According to analysts' opinions, dividend yields ranging from 3% to 6% are generally considered favorable. This range often indicates a balance between income and potential growth. Companies offering dividend yields in this range typically have stable and sustainable business models that generate consistent profits. In our article, 25 Things Every Dividend Investors Should Know, we mentioned Nuveen’s data which highlighted that dividend growers with modest yields achieved a return on equity of 26.8% in 2022. This outperformed stocks with higher yields above 3%, which had a return on equity of 20.4%.

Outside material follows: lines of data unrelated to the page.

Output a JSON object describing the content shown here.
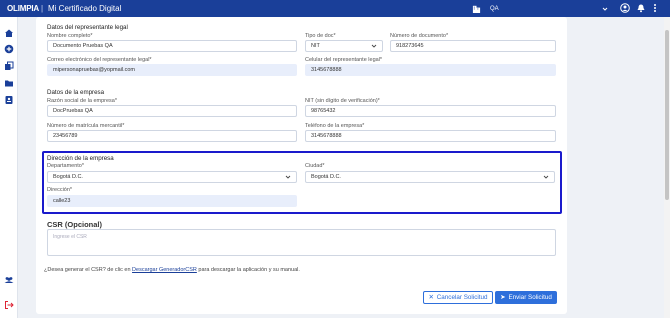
{
  "topbar": {
    "logo": "OLIMPIA",
    "separator": "|",
    "app_title": "Mi Certificado Digital",
    "environment": "QA"
  },
  "form": {
    "legal_rep": {
      "title": "Datos del representante legal",
      "full_name_label": "Nombre completo*",
      "full_name_value": "Documento Pruebas QA",
      "doc_type_label": "Tipo de doc*",
      "doc_type_value": "NIT",
      "doc_number_label": "Número de documento*",
      "doc_number_value": "918273645",
      "email_label": "Correo electrónico del representante legal*",
      "email_value": "mipersonapruebas@yopmail.com",
      "phone_label": "Celular del representante legal*",
      "phone_value": "3145678888"
    },
    "company": {
      "title": "Datos de la empresa",
      "name_label": "Razón social de la empresa*",
      "name_value": "DocPruebas QA",
      "nit_label": "NIT (sin dígito de verificación)*",
      "nit_value": "98765432",
      "registration_label": "Número de matrícula mercantil*",
      "registration_value": "23456789",
      "phone_label": "Teléfono de la empresa*",
      "phone_value": "3145678888"
    },
    "address": {
      "title": "Dirección de la empresa",
      "department_label": "Departamento*",
      "department_value": "Bogotá D.C.",
      "city_label": "Ciudad*",
      "city_value": "Bogotá D.C.",
      "address_label": "Dirección*",
      "address_value": "calle23"
    },
    "csr": {
      "title": "CSR (Opcional)",
      "placeholder": "Ingrese el CSR",
      "info_prefix": "¿Desea generar el CSR? de clic en ",
      "info_link": "Descargar GeneradorCSR",
      "info_suffix": " para descargar la aplicación y su manual."
    },
    "buttons": {
      "cancel_label": "Cancelar Solicitud",
      "cancel_icon": "✕",
      "send_label": "Enviar Solicitud",
      "send_icon": "➤"
    }
  },
  "colors": {
    "brand": "#1a3f99",
    "accent": "#2e6fdb",
    "highlight_border": "#1a1acc",
    "filled_input": "#e8eefb"
  }
}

Also read: 12 Dividend Kings To Buy For Safe Dividend Growth

A significant amount of research has been carried out on the Dogs of the Dow, a strategy that invests in the ten highest-yielding dividend stocks in the Dow Jones Industrial Average (DJIA). The majority of these studies point to the strategy’s tendency to outperform the S&P 500 over long periods. However, the highest-yielding stocks of the S&P 500 saw a substantial boost in performance over the years when pitted against their DJIA counterparts. Columbus State University’s paper, The Dogs of the Dow Strategy Applied to the S&P 500, revealed that high-dividend S&P 500 stocks delivered higher raw returns than both the Dogs of the Dow and the S&P 500 over 18 years (from 2000 to 2017). According to the report, the Sector Dogs, the five highest-yielding dividend stocks of the S&P 500, delivered average monthly returns of 0.960%, compared with 0.749% returns of Dogs of the Dow. The paper also mentioned that Sector Dogs’ buy and hold returns during this period came in at 12.62%, in comparison with a 4.9% return of the S&P 500.